In the 88th week of C2C’s “Dignity Vigils” calling for councilors to make Bellingham a sanctuary city, more than 100 representatives of food and climate justice groups from across the United States and a handful of international activists—all gathered for the national assembly of the U.S. Food Sovereignty Alliance—joined the protest. Local organizers in Bellingham, taking the lead from farmworkers, draw a clear connection between migrant justice and food sovereignty. For them, as long as the people working closest to food’s roots as farmworkers are mistreated, including earning wages that don’t even allow them to put meals on their own tables, there’s no way to have dignified or just food choices up the food supply chain.

“Everybody has to eat,” Antonio Tovar, interim general secretary of the Farmworker Association of Florida, said to In These Times, underlining the “paradox” that farmworkers often cannot access healthy food. “When the decision about what to eat isn’t yours, you have no way to be free.”

“Tired of exploitation”

Undocumented farmworkers in the Bellingham area have won historic labor victories in recent years. In 2013, farmworkers formed a union, Familias Unidas por la Justicia, to fight for better working conditions at Sakuma Brothers Farm in Burlington, Washington. After nearly four years of walkouts and boycotts, the union secured a landmark contract guaranteeing berry harvesters a minimum hourly rate of $15. In the process, the union also won paid 10 minute breaks for piecework farmworkers through a lawsuit against Sakuma in Washington’s Supreme Court.

Benito, a founding member of Familias Unidas and part of its leadership committee, said he now earns about double the pay for the same work—10 to 12 hour days, seven days a week—as a result of union organizing. “Many work rules are changing,” he told In These Times.

The union also successfully blocked Sakuma’s application to bring farmworkers through the H-2A Temporary Agricultural Workers visa program by collecting farmworkers’ signatures to disprove the company’s claims of labor shortages in and around Washington state, Ramón Torres, president of Familias Unidas, told In These Times. He argued that the fact that migrants with H-2A visas aren’t well informed of their rights enables employers to “enslave” workers. “The other thing is that they use [H-2A] to break our union, strikes, or movements,” Torres added.

Building on the union’s success, Torres and three other members of Familias Unidas launched a farmworker-owned cooperative last year with a vision of creating better working conditions, autonomy, and adequate access to healthy food for farmworkers.

“We have to go ask for [food] stamps. We have to go to food banks. And it’s not just,” Torres said. “A farmworker who picks watermelons in the end can’t buy the watermelon because he doesn’t earn a fair salary to afford it.”

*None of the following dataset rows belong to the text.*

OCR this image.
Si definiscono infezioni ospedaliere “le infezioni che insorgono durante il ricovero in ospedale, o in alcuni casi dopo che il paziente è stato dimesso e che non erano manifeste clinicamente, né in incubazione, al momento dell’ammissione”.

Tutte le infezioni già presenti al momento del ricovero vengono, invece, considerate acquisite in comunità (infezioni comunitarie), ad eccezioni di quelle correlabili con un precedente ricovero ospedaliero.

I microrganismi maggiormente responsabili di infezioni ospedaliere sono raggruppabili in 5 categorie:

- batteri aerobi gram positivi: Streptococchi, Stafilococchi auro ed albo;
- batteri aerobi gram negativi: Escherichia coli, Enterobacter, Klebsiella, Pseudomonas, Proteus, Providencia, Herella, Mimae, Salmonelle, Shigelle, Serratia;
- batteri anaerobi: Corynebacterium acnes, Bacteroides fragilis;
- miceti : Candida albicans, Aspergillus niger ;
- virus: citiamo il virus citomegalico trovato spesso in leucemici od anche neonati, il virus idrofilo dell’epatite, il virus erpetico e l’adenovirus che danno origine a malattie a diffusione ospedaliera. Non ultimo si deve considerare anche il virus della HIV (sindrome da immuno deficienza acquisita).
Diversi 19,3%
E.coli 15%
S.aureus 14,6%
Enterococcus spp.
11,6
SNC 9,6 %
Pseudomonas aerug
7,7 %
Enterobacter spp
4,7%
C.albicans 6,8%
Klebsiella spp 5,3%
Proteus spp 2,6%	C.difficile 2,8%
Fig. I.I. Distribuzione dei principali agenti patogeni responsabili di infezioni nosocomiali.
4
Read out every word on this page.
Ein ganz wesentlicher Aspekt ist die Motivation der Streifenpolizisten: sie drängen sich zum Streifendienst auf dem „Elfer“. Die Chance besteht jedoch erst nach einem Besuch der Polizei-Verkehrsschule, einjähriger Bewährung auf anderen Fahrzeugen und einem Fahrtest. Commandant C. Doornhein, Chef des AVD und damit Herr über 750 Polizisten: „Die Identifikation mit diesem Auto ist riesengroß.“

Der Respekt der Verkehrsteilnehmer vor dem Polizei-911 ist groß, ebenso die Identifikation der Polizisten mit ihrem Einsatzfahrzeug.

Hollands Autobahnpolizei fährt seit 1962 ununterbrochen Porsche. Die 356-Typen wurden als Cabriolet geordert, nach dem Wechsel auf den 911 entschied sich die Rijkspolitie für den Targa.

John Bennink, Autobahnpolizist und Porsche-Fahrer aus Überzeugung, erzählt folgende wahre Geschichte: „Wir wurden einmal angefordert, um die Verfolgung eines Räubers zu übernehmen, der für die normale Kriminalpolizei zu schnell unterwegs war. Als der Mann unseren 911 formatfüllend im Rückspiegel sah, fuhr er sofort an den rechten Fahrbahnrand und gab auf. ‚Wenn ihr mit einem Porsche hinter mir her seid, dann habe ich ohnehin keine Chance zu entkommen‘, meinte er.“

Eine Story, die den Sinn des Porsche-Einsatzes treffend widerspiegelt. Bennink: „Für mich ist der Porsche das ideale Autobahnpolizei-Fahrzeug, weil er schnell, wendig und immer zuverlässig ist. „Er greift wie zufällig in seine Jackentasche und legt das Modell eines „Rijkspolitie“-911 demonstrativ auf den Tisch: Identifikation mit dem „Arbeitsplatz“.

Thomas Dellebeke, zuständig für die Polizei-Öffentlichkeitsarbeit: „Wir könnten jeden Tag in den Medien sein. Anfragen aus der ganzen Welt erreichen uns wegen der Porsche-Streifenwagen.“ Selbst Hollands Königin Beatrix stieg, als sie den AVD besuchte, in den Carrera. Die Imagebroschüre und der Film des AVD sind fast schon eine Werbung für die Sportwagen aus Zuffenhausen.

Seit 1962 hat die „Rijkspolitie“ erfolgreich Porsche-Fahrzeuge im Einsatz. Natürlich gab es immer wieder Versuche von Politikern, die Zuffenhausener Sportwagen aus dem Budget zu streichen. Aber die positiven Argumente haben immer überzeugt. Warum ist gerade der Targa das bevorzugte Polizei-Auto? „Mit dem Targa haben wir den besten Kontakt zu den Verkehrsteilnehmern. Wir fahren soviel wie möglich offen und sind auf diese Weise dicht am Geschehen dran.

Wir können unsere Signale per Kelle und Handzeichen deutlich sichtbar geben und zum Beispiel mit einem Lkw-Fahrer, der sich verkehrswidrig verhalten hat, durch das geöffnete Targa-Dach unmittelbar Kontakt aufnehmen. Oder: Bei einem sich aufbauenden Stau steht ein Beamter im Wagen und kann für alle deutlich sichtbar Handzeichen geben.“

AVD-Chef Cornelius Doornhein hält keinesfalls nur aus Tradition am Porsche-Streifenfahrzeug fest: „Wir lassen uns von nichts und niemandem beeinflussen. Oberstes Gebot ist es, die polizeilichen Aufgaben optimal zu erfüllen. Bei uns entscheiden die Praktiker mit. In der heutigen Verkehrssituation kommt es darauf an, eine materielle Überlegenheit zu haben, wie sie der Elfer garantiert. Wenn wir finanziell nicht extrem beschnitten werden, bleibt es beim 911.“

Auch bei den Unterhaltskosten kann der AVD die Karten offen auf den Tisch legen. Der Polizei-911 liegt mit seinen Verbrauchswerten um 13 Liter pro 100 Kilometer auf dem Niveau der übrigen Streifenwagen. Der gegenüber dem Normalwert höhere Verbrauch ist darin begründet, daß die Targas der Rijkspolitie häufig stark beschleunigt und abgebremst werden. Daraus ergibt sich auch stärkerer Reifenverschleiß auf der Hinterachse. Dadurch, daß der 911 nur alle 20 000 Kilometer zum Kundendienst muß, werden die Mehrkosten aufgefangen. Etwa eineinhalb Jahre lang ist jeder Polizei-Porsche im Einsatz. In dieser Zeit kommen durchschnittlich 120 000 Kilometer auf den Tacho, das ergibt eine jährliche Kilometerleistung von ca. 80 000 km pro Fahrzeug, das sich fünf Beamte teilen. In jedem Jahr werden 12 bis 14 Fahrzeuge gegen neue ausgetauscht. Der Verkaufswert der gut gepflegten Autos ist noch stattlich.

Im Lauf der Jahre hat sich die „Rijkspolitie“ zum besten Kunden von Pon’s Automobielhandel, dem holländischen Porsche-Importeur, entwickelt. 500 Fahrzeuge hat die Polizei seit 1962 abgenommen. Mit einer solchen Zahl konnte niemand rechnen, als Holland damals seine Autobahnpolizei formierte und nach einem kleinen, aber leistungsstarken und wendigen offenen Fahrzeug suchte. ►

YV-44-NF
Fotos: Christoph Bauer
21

At the Bellingham Food Bank, project coordinator Max Morange told In These Timesthat farmworkers are among the Food Bank’s clients, though the organization does not collect any demographic data. And although identification is not required and individuals can access the food bank regardless of immigration status, Morange said he has observed a correlation between “fear and uncertainty” fueled by immigration enforcement in the community and who he sees walk through the food bank doors.

The Food Bank and other local partners are looking to better support the undocumented community through outreach initiatives, while the Food Bank strives to become a “known safe place” for historically marginalized communities, Morange said.

For Torres, Familias Unidas’ worker-owned cooperative, called Tierra y Libertad, is a first step toward tackling farmworker food insecurity at the root. Protecting farmworkers from exposure to toxic pesticides by planting organic crops and keeping children studying instead of toiling in the fields at young ages are also big motivating factors, he said.

Tierra y Libertad already grows four acres of organic strawberries and 20 acres of blueberries on rented fields, and the cooperative is looking to purchase farmland to increase workers’ control over production. According to Torres, the long-term goal is to create a network of cooperatives that foster mutual support among farmworkers and show that worker-owned alternatives are possible.

“Everything we are doing is to help farmworkers,” Torres said. “We’re tired of so much exploitation.”